De son côté, Steven Guilbeault, porte-parole national de Greenpeace dans le dossier des changements climatiques, estime que Stephen Harper «ne sait manifestement pas de quoi il parle». Il explique que «même le président Bush n'a pas réussi à débrancher les États-Unis de la convention de Genève dans l'affaire des prisonniers afghans détenus à Cuba; je me demande comment Stephen Harper peut prétendre réussir là où son mentor n'a pas pu le faire. Il semble qu'un pays ne peut plus se retirer d'un traité qui, une fois ratifié, devient une loi internationale. Si tel devait être le cas, M. Harper ferait bien de compter ses sous car le protocole de Kyoto prévoit des amendes importantes en cas de non-respect des objectifs devenus juridiquement contraignants. Les parties au protocole devront payer au prix du marché les réductions de GES qu'elles n'ont pas obtenues chez elles, ce qui pourrait coûter des milliards au Canada en amendes.»

À Ottawa, les déclarations de Stephen Harper ont déclenché une réflexion stratégique au sommet du ministère fédéral de l'Environnement. Selon un document obtenu hier après-midi par Le Devoir, on estimait dans les hautes sphères de ce ministère que «la plupart des impacts des changements climatiques au Canada proviennent des émissions produites ailleurs dans le monde. C'est pourquoi nous avons besoin d'une entente internationale fonctionnelle qui permettrait d'amorcer la réduction des émissions planétaires. Le Canada doit évidemment faire sa part pour que la famille internationale fasse la sienne». L'auteur de ce mémo, un des principaux stratèges fédéraux dans ce dossier, ajoutait dans sa note confidentielle «qu'en reniant Kyoto, Stephen Harper priverait le Canada d'une position de leader dans les technologies émergentes de réduction des GES, qui améliorent l'efficacité énergétique et la productivité des entreprises tout en permettant de produire de plus en plus d'énergies propres» et renouvelables, comme l'éolien.

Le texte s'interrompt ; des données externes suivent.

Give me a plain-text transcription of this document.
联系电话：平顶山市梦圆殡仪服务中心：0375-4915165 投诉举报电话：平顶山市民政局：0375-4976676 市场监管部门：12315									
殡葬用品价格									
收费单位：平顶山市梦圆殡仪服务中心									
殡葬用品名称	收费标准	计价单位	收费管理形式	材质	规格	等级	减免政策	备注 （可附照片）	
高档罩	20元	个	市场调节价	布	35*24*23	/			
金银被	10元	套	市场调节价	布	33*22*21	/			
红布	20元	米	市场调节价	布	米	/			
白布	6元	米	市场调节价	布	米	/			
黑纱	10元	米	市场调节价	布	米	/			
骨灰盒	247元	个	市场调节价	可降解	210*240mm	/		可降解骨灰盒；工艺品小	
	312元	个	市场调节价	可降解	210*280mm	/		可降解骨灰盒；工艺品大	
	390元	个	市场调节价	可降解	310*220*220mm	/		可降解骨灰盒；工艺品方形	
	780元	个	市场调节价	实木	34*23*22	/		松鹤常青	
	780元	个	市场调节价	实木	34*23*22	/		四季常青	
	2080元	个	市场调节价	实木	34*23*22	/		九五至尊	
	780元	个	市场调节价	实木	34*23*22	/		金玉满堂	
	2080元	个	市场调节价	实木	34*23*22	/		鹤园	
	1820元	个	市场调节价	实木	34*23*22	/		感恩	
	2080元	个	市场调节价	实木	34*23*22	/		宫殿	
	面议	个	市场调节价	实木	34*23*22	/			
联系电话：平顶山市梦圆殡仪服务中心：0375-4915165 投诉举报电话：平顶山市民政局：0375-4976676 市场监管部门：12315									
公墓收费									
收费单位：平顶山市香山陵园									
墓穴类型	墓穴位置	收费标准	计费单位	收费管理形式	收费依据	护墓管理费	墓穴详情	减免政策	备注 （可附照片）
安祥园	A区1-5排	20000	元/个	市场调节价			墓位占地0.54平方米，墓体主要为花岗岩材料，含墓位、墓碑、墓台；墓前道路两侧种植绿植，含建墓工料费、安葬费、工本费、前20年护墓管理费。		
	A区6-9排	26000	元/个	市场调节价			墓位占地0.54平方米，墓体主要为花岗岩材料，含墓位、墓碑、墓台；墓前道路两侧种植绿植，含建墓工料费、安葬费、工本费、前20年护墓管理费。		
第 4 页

Le Sierra Club du Canada a pour sa part éliminé hier le Parti conservateur de ses «olympiques de l'écologie», dont la médaille d'or a été décernée au Parti vert du Canada, la médaille d'argent au NPD et au Bloc, avec, en troisième position, le Parti libéral. «Le plan des conservateurs en ce qui a trait aux changements climatiques et épouvantable, rétrograde et loin d'être écologique», rapportait la Presse canadienne à propos de la position du Sierra Club.

Maude Barlow, du Conseil des Canadiens, déclarait de son côté qu'«un vote pour Harper est un vote pour George Bush».